I'm still using Krylon with no problems. I don't apply a heavy coat at first- just mist it on, followed by a heavier coat in about 10 minutes. No tacky problems for me. Worked fine on the vinyl figure of Uncle Martin from My Favorite Martian. If Rustoleum works- use that.


----------



## robiwon (Oct 20, 2006)

I have also used Duplicolor automotive primer from the auto parts store.


----------



## nautilusnut (Jul 9, 2008)

Got mine today! (from Cultman) Very nice with superb detail. My only quibble is the pose- but it's still a great kit. The model assembles very tightly with almost no seams. The vinyl is rather soft compared to other kits I've built.
I plan to add additional "spine horns" down the length of the tail with stretched sprue as per the full-size tail seen in the opening shots. The base is nice but maybe a bit "hilly" for my taste- I'll probably make my own. It is made of sturdy Vacuum-formed plastic. A more detailed paint guide is all one could reasonably ask for.

Thank you Pegasus!


----------



## wolfman66 (Feb 18, 2006)

I just gotten mine in today and the level of detail that is in this Dragon and figure is freaking off the hook.I know alot of you rather see kits like this in styrene and with ya on that one:dude:.But in noway could a kit company put that level of detail that is on this Dragon in styrene.So really glad Pegasus is still going this route with the material they are using for their kits and cant wait till that Shark comes out next!:thumbsup:


----------



## robiwon (Oct 20, 2006)

Can we get pics of the parts spread out?


----------



## nautilusnut (Jul 9, 2008)

> Can we get pics of the parts spread out?


tomorrow-


----------



## jaws62666 (Mar 25, 2009)

wolfman66 said:


> I just gotten mine in today and the level of detail that is in this Dragon and figure is freaking off the hook.I know alot of you rather see kits like this in styrene and with ya on that one:dude:.But in noway could a kit company put that level of detail that is on this Dragon in styrene.So really glad Pegasus is still going this route with the material they are using for their kits and cant wait till that Shark comes out next!:thumbsup:


Ive been waiting on the shark forever. I called Pegasus the other day, and they still have no release date on it or the Nautilus


----------



## wolfman66 (Feb 18, 2006)

jaws62666 said:


> Ive been waiting on the shark forever. I called Pegasus the other day, and they still have no release date on it or the Nautilus


 I can wait as it will be well worth it in the long run.:dude:


----------



## nautilusnut (Jul 9, 2008)

> Can we get pics of the parts spread out?


Here ya go-


----------



## rkoenn (Dec 18, 2007)

That is almost definitely one of their vacuum formed bases just like with the WWC Space Ark. There is really nothing wrong with that but you do have to be a bit more careful working with it. The dragon parts do look great and highly detailed. I think this will be one I pick up in the not too distant future, I have most of Pegasus's scifi kits so far. I wish they would release the Manned Lunar Exploration vehicle as it is so much like the 2001 EVA pods.


----------



## dreadnaught726 (Feb 5, 2011)

As far as primer, to be safe, I will be using either Tamiya or Testors acryl flat white, airbrushed.


----------



## John P (Sep 1, 1999)

This will be my first-ever Peter MacNicol model! :freak:



rkoenn said:


> That is almost definitely one of their vacuum formed bases just like with the WWC Space Ark.

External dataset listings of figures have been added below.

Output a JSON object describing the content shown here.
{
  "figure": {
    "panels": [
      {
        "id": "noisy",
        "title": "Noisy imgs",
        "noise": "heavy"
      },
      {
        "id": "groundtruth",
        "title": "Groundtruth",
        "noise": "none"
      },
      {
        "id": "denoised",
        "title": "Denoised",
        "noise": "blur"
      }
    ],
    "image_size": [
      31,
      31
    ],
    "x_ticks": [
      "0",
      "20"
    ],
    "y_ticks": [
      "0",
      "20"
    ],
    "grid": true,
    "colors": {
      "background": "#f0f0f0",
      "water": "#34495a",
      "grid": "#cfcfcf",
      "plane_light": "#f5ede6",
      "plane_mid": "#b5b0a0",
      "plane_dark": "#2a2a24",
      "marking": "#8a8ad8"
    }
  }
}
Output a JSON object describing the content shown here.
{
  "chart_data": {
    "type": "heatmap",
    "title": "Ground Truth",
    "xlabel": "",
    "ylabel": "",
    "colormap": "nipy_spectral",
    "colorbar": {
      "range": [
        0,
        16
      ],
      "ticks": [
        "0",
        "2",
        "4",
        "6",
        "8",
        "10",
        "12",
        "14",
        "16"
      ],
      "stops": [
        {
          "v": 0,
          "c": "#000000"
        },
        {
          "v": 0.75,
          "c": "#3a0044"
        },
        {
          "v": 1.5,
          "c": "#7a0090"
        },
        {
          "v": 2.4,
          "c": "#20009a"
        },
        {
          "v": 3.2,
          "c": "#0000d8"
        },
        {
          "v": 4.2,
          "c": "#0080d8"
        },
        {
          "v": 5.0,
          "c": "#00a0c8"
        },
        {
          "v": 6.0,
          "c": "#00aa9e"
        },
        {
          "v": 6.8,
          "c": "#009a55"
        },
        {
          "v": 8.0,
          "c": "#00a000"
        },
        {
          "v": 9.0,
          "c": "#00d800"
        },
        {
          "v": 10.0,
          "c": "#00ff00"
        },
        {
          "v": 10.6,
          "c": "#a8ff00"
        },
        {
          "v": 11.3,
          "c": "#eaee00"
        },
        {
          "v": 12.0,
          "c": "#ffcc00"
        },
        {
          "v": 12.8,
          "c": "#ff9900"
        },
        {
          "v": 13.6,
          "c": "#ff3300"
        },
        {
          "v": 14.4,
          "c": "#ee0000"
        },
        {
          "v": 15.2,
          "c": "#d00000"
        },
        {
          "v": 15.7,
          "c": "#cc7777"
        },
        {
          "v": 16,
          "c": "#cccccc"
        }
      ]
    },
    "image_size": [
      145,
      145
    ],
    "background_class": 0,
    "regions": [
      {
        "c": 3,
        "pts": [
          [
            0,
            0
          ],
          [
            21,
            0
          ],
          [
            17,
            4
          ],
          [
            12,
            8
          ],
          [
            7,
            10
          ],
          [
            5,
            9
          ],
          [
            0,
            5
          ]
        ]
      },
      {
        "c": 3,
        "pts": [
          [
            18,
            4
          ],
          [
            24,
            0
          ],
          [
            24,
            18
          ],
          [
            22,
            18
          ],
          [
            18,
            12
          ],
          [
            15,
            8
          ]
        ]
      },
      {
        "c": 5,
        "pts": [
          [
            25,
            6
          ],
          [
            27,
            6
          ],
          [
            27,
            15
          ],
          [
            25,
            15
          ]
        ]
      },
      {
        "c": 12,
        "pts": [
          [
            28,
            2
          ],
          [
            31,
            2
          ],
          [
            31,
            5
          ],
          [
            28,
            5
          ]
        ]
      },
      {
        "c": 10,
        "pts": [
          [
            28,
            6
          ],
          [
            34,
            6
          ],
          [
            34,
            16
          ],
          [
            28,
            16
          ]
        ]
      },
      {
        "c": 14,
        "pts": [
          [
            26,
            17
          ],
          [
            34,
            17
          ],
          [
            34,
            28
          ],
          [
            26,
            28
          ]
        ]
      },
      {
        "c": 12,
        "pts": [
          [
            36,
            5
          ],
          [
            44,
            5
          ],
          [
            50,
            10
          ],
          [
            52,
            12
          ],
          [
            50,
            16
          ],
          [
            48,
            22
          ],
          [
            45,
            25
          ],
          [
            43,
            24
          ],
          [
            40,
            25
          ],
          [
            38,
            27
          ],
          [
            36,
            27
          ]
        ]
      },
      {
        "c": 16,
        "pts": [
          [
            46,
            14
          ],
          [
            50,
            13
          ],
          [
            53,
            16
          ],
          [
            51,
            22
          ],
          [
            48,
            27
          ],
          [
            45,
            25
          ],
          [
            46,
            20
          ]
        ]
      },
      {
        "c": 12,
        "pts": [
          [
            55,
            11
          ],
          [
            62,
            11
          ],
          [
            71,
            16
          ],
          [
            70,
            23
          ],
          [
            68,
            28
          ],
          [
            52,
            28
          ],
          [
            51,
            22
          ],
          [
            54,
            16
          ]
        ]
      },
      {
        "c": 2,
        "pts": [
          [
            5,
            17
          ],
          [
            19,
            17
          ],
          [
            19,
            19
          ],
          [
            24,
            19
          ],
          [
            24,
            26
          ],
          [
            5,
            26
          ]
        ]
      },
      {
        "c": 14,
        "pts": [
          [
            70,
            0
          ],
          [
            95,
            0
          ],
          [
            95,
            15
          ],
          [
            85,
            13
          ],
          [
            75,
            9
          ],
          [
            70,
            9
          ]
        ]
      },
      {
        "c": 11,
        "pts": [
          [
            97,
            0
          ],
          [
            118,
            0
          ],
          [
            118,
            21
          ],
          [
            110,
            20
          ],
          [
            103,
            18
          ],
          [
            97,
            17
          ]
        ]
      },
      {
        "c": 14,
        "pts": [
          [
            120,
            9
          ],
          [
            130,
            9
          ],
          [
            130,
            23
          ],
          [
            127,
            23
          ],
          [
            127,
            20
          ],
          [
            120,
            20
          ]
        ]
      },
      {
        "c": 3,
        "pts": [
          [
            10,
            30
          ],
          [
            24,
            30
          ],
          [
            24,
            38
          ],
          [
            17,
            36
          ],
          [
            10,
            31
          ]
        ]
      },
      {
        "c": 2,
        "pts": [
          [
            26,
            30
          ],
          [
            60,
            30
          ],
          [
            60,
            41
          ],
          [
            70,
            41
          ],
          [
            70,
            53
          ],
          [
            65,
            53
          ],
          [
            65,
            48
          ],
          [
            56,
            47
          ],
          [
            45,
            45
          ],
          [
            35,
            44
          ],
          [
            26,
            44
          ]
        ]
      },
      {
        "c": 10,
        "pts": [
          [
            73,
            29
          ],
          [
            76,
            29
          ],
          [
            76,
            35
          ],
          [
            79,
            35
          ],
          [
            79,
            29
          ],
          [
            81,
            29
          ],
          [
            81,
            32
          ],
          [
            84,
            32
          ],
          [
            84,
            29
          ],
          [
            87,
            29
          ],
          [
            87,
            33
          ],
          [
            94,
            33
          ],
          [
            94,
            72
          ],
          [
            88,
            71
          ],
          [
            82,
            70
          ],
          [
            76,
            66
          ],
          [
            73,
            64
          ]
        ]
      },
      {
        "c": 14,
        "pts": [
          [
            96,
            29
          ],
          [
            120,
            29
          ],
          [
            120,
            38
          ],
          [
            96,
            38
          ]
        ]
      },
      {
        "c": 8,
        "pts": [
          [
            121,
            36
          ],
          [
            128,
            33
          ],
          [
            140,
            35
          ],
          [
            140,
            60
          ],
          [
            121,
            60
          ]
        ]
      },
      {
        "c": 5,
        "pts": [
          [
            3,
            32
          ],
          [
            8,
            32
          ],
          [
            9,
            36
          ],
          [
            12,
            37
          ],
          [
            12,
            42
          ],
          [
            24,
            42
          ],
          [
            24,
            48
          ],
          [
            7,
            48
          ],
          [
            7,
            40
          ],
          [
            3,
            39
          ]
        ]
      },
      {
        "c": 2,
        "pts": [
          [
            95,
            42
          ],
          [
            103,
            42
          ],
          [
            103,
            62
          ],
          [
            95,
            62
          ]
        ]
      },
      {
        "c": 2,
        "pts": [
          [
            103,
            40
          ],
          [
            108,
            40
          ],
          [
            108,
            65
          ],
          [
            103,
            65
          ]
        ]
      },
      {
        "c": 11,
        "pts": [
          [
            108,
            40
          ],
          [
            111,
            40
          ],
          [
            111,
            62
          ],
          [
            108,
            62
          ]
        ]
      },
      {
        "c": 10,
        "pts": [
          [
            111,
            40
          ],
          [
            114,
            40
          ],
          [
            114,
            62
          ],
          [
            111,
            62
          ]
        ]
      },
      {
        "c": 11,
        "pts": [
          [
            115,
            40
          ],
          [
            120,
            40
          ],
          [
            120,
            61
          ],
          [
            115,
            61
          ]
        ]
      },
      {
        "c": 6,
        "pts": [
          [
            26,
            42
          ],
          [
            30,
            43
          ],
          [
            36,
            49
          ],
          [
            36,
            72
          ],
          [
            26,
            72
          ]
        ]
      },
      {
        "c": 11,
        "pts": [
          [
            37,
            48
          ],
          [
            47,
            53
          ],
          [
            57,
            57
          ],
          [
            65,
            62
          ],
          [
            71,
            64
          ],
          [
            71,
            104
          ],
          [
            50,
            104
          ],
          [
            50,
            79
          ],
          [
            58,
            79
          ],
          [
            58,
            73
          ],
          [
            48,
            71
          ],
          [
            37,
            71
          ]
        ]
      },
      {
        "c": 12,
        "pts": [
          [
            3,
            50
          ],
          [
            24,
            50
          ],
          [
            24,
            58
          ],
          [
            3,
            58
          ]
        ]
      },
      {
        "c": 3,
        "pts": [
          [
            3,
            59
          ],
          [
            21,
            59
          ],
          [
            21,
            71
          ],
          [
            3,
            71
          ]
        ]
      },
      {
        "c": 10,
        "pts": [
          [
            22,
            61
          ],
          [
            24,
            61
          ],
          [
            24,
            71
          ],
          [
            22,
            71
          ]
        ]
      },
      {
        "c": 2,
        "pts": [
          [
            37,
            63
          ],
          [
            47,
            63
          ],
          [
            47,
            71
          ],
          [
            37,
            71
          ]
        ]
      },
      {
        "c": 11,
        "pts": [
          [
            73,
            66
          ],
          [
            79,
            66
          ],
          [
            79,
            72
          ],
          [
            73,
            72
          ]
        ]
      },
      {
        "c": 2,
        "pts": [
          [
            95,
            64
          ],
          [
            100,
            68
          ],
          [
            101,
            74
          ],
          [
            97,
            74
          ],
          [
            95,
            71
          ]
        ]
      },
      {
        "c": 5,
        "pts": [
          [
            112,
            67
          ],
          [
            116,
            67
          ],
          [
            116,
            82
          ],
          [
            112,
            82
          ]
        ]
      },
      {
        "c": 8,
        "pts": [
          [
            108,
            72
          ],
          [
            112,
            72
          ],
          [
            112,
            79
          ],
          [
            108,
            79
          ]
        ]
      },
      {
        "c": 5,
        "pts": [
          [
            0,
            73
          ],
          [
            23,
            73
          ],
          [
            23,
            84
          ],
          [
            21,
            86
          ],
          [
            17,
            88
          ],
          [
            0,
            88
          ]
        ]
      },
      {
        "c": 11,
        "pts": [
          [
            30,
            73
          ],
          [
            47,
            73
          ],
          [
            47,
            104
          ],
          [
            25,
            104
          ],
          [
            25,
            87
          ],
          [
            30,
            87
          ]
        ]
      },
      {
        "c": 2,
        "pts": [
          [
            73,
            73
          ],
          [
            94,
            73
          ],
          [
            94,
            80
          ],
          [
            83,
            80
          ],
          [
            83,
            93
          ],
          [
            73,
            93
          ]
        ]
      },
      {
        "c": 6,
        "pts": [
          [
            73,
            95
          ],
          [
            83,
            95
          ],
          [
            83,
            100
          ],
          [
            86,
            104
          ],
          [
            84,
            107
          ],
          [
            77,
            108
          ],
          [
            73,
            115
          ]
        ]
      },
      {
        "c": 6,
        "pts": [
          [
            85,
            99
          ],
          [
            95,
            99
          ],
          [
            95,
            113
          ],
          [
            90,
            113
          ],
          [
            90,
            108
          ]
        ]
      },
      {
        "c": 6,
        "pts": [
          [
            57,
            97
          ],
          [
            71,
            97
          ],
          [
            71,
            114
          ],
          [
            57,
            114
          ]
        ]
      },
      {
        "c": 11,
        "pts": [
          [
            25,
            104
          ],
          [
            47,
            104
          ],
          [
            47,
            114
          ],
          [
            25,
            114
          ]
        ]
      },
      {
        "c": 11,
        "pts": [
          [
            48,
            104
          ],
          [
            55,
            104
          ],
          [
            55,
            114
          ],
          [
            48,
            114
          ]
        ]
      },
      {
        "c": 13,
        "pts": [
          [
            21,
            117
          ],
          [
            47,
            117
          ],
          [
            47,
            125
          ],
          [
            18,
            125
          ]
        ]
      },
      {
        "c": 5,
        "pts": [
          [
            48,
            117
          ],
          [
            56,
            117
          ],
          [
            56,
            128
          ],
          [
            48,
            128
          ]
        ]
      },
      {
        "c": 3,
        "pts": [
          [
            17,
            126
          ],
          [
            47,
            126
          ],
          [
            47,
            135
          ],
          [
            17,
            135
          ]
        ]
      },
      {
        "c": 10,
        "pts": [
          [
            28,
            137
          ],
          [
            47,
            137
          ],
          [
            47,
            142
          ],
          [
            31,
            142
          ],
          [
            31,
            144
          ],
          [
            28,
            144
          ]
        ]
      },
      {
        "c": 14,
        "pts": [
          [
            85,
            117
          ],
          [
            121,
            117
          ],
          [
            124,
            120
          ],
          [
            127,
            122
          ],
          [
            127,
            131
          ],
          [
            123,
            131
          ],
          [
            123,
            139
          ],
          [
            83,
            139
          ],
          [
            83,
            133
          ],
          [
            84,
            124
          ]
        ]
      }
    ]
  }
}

No almost about it, it _IS_ a vacuformed base.


----------



## dreadnaught726 (Feb 5, 2011)

Have the basic sections together. At first I was a little disappointed that this was a vinyl kit, but after examination and beginning the build, there really was no other option. It goes together well with minimal filling. Now the hard part, developing a painting strategy.


----------



## OzyMandias (Dec 29, 2004)

Wow! A nice looking kit. 

Vermithrax is IMHO the best movie dragon ever. Watching her crawl through the tunnel pursuing Galen still gives me the shivers. Phil Tippett is a genius.

Dragonslayer, sadly is not the best fantasy film. Some really great moments, but overall a dissapointment.


----------